(1.) A single legal issue presents itself for solution in this appeal' The question is whether a public servant dismissed for misconduct is not ipso jure disbarred from employment under the State. If 'yes', the 1st respondent is ineligible for the public office of Chairmanship of Town Area Bugrasi from where he has been removed on the ground of dismissal from Government service, resulting in the eruption of this election dispute. If 'no', restoration to the lost office inevitably follows.

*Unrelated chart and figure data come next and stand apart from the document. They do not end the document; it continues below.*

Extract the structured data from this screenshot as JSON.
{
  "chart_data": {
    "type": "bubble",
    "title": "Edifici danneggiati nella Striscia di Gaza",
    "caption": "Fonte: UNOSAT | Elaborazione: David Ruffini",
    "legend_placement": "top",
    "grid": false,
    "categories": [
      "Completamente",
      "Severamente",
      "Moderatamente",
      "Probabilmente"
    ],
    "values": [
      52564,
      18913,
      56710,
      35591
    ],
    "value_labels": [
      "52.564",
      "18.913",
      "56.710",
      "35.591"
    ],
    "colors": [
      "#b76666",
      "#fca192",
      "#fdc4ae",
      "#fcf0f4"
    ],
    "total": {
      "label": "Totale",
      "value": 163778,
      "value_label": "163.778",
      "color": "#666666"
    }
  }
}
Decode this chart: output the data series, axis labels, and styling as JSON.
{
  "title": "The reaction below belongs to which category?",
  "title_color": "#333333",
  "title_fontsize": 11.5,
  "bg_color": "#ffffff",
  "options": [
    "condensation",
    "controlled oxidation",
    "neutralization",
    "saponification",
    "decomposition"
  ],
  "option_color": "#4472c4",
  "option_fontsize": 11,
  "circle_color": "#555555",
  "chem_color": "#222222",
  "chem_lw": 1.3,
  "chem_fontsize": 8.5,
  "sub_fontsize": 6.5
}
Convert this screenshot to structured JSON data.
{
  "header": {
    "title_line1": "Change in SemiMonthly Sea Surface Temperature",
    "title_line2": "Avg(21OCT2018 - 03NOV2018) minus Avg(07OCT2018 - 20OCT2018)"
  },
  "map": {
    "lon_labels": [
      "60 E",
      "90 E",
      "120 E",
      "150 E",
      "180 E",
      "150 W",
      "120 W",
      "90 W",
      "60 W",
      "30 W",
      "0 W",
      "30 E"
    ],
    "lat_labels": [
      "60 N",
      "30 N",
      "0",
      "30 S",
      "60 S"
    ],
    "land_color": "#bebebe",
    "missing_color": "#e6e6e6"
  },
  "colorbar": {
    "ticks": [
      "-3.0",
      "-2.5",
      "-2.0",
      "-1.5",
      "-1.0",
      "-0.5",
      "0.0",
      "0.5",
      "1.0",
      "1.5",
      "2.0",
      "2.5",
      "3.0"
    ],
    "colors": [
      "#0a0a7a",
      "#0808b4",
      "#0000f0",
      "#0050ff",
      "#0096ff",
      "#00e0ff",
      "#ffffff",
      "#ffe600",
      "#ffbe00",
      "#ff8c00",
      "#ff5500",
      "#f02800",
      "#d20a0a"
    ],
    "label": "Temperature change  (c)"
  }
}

(2.) The. appellant and 1st respondent were rivals for Chairmanship of Town Area Bugrasi in U. P. The latter, a dismissed police constable, was returned by the electorate and the former, chagrined by the defeat, successfully petitioned the Election Tribunal. The Ground:
(3.) The appellant and the 1st respondent were two of the three candidates for Chairmanship of the Town Area of Bugrasi. The 1st respondent secured the highest number of votes and was declared elected by the Returning Officer. Thereupon the appellant moved the statutory tribunal by an election petition which was allowed on the score of disqualification for being chosen as Chairman by virtue of Section 6-K of the U. P. Town Areas Act (Act II of 1914). The disqualification stemmed from dismissal of the 1st respondent on September' 26, 1963 from the Delhi Police Force. When the Election Tribunal set aside the 1st respondent's election and declared the appellant as the Chairman, the unseated candidate invoked the writ jurisdiction of the High Court. The learned Single Judge who heard the petition affirmed the order of the Tribunal substantially but in relation to the relief directed against the declaration of the appellant as Chairman, the order was vacated. That question was left to be decided afresh in the light of certain observations of the learned Judge. Dissatisfied by the result, both the appellant and the 1st respondent filed Writ Appeals before a Division Bench of' the High Court which ended in the allowance of the claim of the 1st respondent to be Chairman and consequential dismissal of the appeal of the other. The aggrieved appellant has, therefore, come up to this Court by special leave for relief based on the construction of two slightly ambiguous rules having some impact on this village election.